Um ano de resiliência e protagonismo
Em 2025, o agronegócio brasileiro manteve sua posição de destaque global.
Segundo o Ministério da Agricultura e Pecuária (MAPA), o setor exportou US$ 82 bilhões no primeiro semestre, representando quase 50% das exportações totais do país. Mesmo com oscilações de preços internacionais, o desempenho mostrou que o Brasil continua sendo um dos principais fornecedores mundiais de alimentos, proteínas e energia renovável.

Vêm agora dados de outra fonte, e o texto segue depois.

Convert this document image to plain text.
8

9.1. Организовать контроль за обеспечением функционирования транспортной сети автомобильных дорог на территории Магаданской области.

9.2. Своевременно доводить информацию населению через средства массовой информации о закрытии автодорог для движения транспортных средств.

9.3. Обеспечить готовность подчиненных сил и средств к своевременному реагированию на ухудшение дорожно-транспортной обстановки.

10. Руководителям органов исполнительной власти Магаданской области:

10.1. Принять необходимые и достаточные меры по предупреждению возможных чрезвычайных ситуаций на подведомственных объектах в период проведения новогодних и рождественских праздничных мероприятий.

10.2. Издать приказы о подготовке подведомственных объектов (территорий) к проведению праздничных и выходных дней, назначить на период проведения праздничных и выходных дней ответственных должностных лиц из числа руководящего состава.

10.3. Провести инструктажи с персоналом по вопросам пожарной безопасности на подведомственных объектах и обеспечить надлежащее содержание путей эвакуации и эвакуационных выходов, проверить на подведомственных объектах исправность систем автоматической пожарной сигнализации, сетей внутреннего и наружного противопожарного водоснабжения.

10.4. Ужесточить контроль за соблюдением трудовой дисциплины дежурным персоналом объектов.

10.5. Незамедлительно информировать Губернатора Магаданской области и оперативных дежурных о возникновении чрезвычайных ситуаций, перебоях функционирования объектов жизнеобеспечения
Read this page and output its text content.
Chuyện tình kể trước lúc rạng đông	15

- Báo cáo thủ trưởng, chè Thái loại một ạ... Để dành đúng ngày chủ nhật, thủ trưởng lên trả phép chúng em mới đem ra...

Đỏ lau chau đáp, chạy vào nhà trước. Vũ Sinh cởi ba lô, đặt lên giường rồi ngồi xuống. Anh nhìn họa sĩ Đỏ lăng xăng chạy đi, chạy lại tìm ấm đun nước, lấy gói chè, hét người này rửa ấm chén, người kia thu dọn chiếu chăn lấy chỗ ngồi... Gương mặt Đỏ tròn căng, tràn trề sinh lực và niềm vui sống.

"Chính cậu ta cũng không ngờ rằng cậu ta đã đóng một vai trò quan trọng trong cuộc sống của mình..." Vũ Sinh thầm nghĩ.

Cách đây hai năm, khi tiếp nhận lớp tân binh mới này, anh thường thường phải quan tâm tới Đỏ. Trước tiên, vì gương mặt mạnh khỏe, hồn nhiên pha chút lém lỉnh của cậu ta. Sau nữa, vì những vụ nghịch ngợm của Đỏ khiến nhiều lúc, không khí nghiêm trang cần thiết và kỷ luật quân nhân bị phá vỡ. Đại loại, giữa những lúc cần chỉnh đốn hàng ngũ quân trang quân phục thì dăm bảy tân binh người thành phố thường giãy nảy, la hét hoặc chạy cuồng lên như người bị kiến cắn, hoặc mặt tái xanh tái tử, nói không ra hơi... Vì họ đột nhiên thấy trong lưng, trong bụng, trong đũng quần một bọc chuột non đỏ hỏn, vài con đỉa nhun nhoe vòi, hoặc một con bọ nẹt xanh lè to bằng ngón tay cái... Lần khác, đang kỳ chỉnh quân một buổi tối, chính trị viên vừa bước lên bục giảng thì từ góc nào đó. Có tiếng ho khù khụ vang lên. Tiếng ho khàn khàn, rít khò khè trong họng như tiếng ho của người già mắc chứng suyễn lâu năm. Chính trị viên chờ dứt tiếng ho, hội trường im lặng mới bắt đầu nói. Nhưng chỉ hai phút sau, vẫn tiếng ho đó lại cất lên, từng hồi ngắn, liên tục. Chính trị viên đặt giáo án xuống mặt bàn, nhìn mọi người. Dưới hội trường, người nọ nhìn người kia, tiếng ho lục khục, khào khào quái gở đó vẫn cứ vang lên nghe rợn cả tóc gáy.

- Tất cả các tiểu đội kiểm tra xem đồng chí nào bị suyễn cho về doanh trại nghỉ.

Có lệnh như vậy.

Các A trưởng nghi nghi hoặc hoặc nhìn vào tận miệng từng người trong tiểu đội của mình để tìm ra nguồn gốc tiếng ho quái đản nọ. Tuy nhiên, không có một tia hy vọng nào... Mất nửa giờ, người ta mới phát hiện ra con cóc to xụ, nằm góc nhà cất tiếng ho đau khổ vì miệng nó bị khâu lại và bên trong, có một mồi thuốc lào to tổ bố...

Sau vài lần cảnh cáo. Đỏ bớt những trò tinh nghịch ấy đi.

O PIB do agronegócio deve crescer cerca de 5% no ano, segundo projeção do Centro de Estudos Avançados em Economia Aplicada (Cepea/USP) e da Confederação da Agricultura e Pecuária do Brasil (CNA). O resultado é impulsionado por boas safras de grãos, aumento das exportações de carne suína e bovina, e pela estabilidade na demanda global por alimentos.
O cenário global e as novas exigências
A partir de 2026, o mercado internacional tende a ser ainda mais competitivo.
O Relatório de Perspectivas do Rabobank (outubro/2025) indica que os produtores enfrentarão margens menores e custos mais altos, com pressão de insumos e logística. Além disso, blocos econômicos da Europa e Ásia intensificam as exigências de sustentabilidade, rastreabilidade e certificações ambientais para importações.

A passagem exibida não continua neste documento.